Running a bulk ingest test

Continous ingest supports bulk ingest in addition to live ingest. A map reduce job that generates rfiles using the tables splits can be run. This can be run in a loop like the following to continually bulk import data.

# create the ci table if necessary
./bin/cingest createtable

# Optionally, consider lowering the split threshold to make splits happen more 
# frequently while the test runs.  Choose a threshold base on the amount of data
# being imported and the desired number of splits.
# 
#   accumulo shell -u root -p secret -e 'config -t ci -s table.split.threshold=32M'

for i in $(seq 1 10); do
   # run map reduce job to generate data for bulk import
   ./bin/cingest bulk /tmp/bt/$i
   # ask accumulo to import generated data
   echo -e "table ci\nimportdirectory /tmp/bt/$i/files true" | accumulo shell -u root -p secret
done
./bin/cingest verify

Another way to use this in test is to generate a lot of data and then bulk import it all at once as follows.

for i in $(seq 1 10); do
  ./bin/cingest bulk /tmp/bt/$i
done

# Optionally, copy data before importing.  This can be useful in debugging problems.
hadoop distcp hdfs://$NAMENODE/tmp/bt hdfs://$NAMENODE/tmp/bt-copy

for i in $(seq 1 10); do
  (
    echo table ci
    echo "importdirectory /tmp/bt/$i/files true"
  ) | accumulo shell -u root -p secret
  sleep 5
done

./bin/cingest verify

Bulk ingest could be run concurrently with live ingest into the same table. It could also be run while the agitator is running.

After bulk imports complete, could run the following commands in the Accumulo shell to see if there are any BLIP (bulk load in progress) or load markers. There should not be any.

scan -t accumulo.metadata -b ~blip -e ~blip~
scan -t accumulo.metadata -c loaded

Additionally check that no rfiles exists in the source dir.
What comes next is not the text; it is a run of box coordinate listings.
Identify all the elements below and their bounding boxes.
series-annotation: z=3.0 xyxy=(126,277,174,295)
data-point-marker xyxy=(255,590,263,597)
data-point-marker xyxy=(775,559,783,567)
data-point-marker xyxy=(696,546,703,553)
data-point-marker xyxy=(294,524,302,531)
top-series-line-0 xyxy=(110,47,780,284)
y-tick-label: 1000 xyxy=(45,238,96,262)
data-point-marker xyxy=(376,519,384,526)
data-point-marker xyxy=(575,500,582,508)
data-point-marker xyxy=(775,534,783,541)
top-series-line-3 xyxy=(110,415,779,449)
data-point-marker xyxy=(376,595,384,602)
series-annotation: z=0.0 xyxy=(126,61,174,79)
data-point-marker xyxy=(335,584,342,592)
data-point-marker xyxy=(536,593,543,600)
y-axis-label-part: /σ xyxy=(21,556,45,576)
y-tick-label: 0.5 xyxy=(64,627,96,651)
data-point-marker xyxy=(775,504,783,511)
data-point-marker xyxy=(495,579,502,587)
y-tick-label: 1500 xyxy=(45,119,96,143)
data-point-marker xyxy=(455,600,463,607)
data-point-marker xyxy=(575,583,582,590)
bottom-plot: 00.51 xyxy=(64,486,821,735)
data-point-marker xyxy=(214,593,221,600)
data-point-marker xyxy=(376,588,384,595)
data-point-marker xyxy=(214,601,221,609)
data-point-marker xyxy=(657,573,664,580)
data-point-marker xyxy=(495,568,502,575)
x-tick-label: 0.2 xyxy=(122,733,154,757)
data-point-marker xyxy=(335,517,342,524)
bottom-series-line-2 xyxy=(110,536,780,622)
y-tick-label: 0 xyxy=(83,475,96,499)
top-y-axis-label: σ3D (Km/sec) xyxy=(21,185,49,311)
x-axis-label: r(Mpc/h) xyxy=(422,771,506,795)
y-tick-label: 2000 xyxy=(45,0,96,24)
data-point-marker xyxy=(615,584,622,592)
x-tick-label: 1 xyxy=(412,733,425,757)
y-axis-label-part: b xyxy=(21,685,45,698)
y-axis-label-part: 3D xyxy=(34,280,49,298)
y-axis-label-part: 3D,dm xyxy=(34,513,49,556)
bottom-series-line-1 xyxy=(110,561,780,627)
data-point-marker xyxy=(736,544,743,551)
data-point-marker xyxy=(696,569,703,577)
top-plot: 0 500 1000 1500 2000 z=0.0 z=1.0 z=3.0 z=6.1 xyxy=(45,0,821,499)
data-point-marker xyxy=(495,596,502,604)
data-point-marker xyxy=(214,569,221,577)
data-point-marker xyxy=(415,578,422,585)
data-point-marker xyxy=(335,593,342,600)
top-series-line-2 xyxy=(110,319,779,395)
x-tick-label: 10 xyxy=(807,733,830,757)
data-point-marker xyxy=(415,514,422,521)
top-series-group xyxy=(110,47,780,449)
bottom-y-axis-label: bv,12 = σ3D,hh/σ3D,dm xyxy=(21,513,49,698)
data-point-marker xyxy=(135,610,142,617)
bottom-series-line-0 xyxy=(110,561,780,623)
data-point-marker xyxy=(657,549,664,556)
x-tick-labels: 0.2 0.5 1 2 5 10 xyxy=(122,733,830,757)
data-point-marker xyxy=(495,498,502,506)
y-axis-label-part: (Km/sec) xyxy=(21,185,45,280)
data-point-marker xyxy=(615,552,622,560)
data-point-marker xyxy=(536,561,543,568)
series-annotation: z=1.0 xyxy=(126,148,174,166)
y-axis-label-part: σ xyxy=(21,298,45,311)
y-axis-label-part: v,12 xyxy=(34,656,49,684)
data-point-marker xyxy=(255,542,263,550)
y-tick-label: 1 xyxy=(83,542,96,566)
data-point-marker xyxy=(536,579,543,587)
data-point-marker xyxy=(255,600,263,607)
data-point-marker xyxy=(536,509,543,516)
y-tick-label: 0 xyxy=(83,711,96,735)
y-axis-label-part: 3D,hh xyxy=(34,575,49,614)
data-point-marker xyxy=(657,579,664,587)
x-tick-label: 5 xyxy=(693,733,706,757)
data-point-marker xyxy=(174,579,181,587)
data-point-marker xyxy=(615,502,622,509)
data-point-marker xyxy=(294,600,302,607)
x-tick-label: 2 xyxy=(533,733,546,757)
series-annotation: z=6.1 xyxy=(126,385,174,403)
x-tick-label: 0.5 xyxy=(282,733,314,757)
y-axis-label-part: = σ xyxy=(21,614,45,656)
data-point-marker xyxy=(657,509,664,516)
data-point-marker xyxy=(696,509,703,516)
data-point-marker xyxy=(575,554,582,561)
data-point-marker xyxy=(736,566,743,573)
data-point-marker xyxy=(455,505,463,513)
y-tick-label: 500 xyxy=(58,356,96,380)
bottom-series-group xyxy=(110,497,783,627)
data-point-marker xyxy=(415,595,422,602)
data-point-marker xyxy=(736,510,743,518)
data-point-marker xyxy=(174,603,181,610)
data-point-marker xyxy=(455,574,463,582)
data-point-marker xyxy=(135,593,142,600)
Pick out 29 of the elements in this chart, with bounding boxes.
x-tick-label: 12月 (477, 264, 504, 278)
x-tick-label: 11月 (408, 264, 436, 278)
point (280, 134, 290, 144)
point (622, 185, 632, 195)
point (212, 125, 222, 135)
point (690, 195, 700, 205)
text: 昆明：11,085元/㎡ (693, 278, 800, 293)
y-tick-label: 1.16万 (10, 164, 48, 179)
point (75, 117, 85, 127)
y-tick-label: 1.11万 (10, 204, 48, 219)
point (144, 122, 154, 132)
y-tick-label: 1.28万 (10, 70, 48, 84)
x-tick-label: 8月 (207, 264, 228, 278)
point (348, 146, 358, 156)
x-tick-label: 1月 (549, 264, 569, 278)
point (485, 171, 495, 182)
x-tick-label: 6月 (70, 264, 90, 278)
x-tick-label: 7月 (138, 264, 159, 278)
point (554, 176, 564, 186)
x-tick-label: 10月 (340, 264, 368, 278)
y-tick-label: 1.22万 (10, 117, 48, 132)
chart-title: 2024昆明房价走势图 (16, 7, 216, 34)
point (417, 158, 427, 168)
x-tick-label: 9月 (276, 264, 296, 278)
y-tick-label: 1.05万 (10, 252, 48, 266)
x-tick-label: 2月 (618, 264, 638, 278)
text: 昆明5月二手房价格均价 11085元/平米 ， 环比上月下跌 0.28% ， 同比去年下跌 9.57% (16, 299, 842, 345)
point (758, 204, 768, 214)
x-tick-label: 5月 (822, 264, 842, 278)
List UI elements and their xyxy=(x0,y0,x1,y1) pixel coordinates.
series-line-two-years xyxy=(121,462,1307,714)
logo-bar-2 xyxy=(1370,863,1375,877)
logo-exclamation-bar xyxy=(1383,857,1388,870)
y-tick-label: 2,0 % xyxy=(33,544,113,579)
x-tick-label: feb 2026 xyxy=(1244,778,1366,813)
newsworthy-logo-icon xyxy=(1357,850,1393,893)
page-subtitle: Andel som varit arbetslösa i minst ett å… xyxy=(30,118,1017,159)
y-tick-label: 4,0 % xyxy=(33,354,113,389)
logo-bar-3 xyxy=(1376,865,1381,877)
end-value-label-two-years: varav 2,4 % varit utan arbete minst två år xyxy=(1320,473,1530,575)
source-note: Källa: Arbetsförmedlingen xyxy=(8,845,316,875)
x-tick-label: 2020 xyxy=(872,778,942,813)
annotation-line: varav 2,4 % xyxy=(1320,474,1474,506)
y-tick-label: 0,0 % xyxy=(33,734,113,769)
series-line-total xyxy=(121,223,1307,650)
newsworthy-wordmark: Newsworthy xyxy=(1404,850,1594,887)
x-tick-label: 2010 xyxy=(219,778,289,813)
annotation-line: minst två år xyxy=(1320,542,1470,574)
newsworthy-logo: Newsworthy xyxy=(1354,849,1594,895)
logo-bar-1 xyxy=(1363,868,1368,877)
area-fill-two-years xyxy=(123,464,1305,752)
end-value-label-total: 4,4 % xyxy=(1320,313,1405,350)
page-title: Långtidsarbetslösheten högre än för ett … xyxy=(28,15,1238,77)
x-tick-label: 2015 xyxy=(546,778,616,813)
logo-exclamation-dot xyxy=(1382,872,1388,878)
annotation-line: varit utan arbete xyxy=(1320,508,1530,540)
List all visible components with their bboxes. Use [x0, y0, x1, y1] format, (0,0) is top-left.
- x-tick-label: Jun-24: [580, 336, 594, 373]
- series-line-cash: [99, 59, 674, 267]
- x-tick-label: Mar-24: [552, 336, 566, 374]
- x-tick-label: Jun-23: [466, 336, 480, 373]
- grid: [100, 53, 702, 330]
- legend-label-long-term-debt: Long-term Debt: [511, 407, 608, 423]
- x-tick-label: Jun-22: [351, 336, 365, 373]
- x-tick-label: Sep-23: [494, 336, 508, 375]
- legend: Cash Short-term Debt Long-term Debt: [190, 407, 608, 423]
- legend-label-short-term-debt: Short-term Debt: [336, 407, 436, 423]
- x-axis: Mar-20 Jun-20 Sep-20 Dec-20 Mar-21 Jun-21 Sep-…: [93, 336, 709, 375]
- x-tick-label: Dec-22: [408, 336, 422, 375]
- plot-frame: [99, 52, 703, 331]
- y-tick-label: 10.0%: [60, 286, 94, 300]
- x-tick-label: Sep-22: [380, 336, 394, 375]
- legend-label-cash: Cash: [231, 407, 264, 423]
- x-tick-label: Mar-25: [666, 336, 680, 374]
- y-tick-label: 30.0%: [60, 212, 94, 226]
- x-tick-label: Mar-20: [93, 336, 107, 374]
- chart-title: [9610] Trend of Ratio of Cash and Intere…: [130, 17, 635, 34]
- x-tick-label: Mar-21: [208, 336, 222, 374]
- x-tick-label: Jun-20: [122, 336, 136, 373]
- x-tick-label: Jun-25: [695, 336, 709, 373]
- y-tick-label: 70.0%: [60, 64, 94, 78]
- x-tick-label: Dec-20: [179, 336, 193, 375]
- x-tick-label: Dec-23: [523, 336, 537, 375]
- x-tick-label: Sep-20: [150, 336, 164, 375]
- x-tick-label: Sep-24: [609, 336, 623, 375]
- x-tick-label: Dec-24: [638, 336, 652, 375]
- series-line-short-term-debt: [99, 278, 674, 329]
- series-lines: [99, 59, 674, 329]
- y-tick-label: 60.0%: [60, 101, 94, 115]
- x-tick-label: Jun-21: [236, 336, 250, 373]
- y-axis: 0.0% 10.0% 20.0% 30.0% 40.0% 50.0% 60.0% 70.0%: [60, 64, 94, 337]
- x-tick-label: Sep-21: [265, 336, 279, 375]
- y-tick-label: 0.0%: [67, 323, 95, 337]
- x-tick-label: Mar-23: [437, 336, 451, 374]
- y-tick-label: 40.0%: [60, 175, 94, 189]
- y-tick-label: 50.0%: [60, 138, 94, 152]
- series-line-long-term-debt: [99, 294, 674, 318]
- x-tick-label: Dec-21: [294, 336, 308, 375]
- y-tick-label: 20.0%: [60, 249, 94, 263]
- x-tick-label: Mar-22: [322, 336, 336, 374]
hadoop fs -ls -R /tmp/bt | grep rf

The referenced counts output by cingest verify should equal :

test.ci.bulk.map.task * (test.ci.bulk.map.nodes -1) * num_bulk_generate_jobs

The unreferenced counts output by cingest verify should equal :

test.ci.bulk.map.task * num_bulk_generate_jobs

Its possible the counts could be slightly smaller because of collisions. However collisions are unlikely with the default settings given there are 63 bits of randomness in the row and 30 bits in the column. This gives a total of 93 bits of randomness per key.